On Sunday's edition of CNN Newsroom, legal expert and concealed carry advocate Philip Holloway told host Fredericka Whitfield and guest Mel Robbins why he believes movie theaters shouldn't be "gun-free zones."
The panel was responding to former Texas Gov. Rick Perry (R)'s assertion that armed movie patrons would make everyone safer from mass shootings.
"The fear of armed resistance could be the thing that deters someone from picking that particular target," said Holloway.
However, he said, "Movie theaters are unique because they are dark and often times loud,and if you go in there and open fire, who knows what you're going to hit?" So, he suggested, firing blindly into the dark would not be a "good first choice."
Robbins argued that with more than 300 million guns on the streets in the U.S., "I don't think there is anything called a gun-safe zone anywhere in this country, and to think that we should just hope and pray that there is a licensed concealed weapons holder in a movie theater that can act appropriately in a mass shooter situation is putting the emphasis on the wrong thing."

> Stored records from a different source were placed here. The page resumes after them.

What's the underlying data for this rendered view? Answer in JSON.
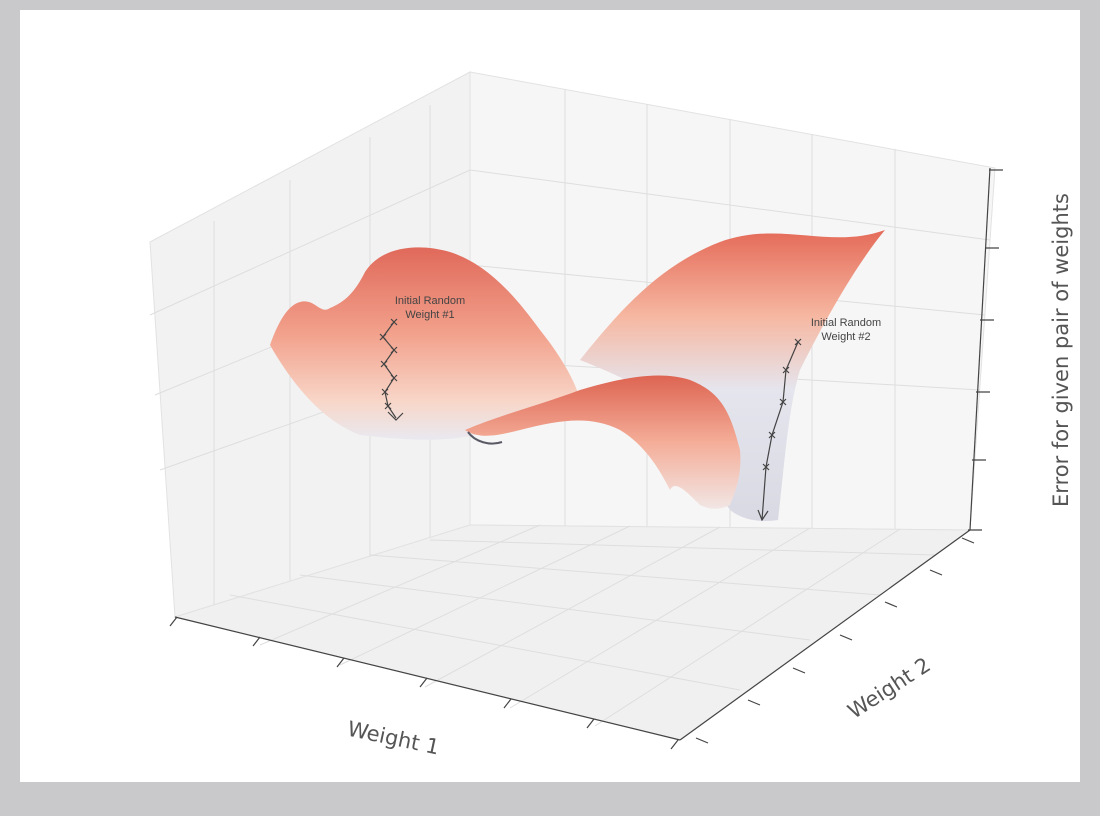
{
  "chart_data": {
    "type": "surface",
    "xlabel": "Weight 1",
    "ylabel": "Weight 2",
    "zlabel": "Error for given pair of weights",
    "tick_labels": "none",
    "grid": true,
    "colormap": [
      "#e8e8f0",
      "#f8c8b6",
      "#e06a58"
    ],
    "annotations": [
      {
        "id": "weight1",
        "line1": "Initial Random",
        "line2": "Weight #1",
        "path_points": 7,
        "end": "arrow"
      },
      {
        "id": "weight2",
        "line1": "Initial Random",
        "line2": "Weight #2",
        "path_points": 6,
        "end": "arrow"
      }
    ]
  }
}
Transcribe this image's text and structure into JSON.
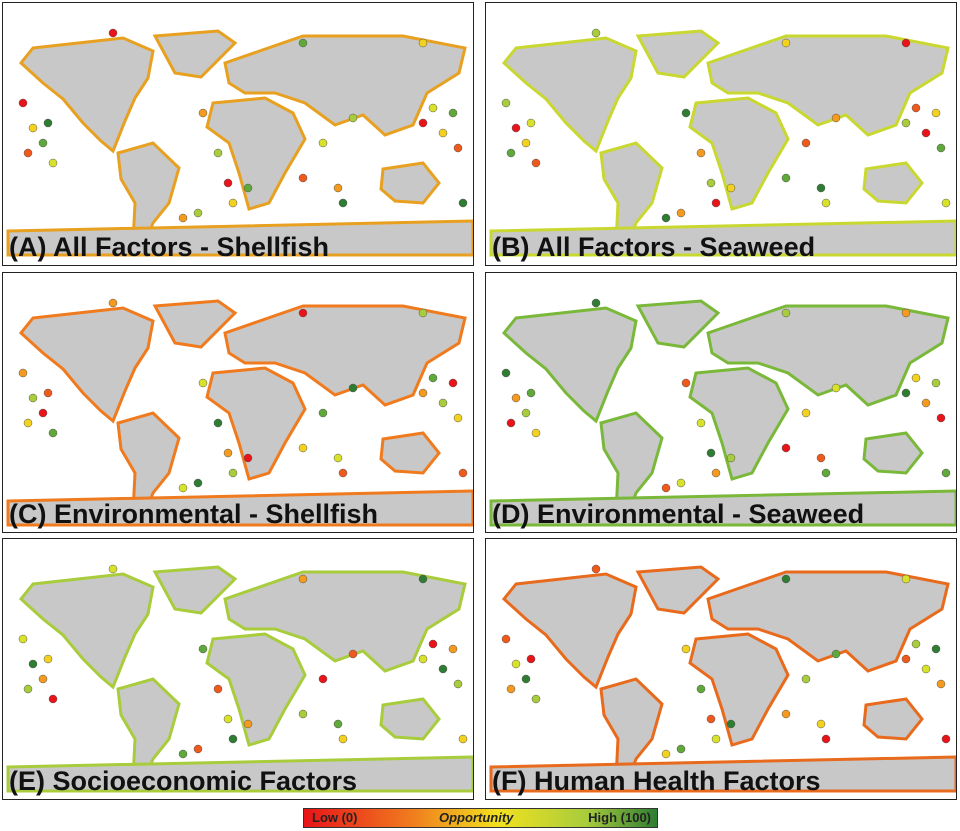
{
  "panels": [
    {
      "label": "(A) All Factors - Shellfish"
    },
    {
      "label": "(B) All Factors - Seaweed"
    },
    {
      "label": "(C) Environmental - Shellfish"
    },
    {
      "label": "(D) Environmental - Seaweed"
    },
    {
      "label": "(E) Socioeconomic Factors"
    },
    {
      "label": "(F) Human Health Factors"
    }
  ],
  "legend": {
    "low": "Low (0)",
    "title": "Opportunity",
    "high": "High (100)"
  }
}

Holloway said that if there is someone trained to take out an active shooter in the theater, "you don't want that person acting inappropriately, you want them to seek cover and then to decide whether or not they have a shot they can safely take. Otherwise, it can only make matters worse."
Studies have shown that in most active shooter situations, even people who are trained in the effective use of firearms are unable to stop the gunman with their own weapons. If they are able to get to their weapons and fire at all, they often end up striking bystanders or themselves.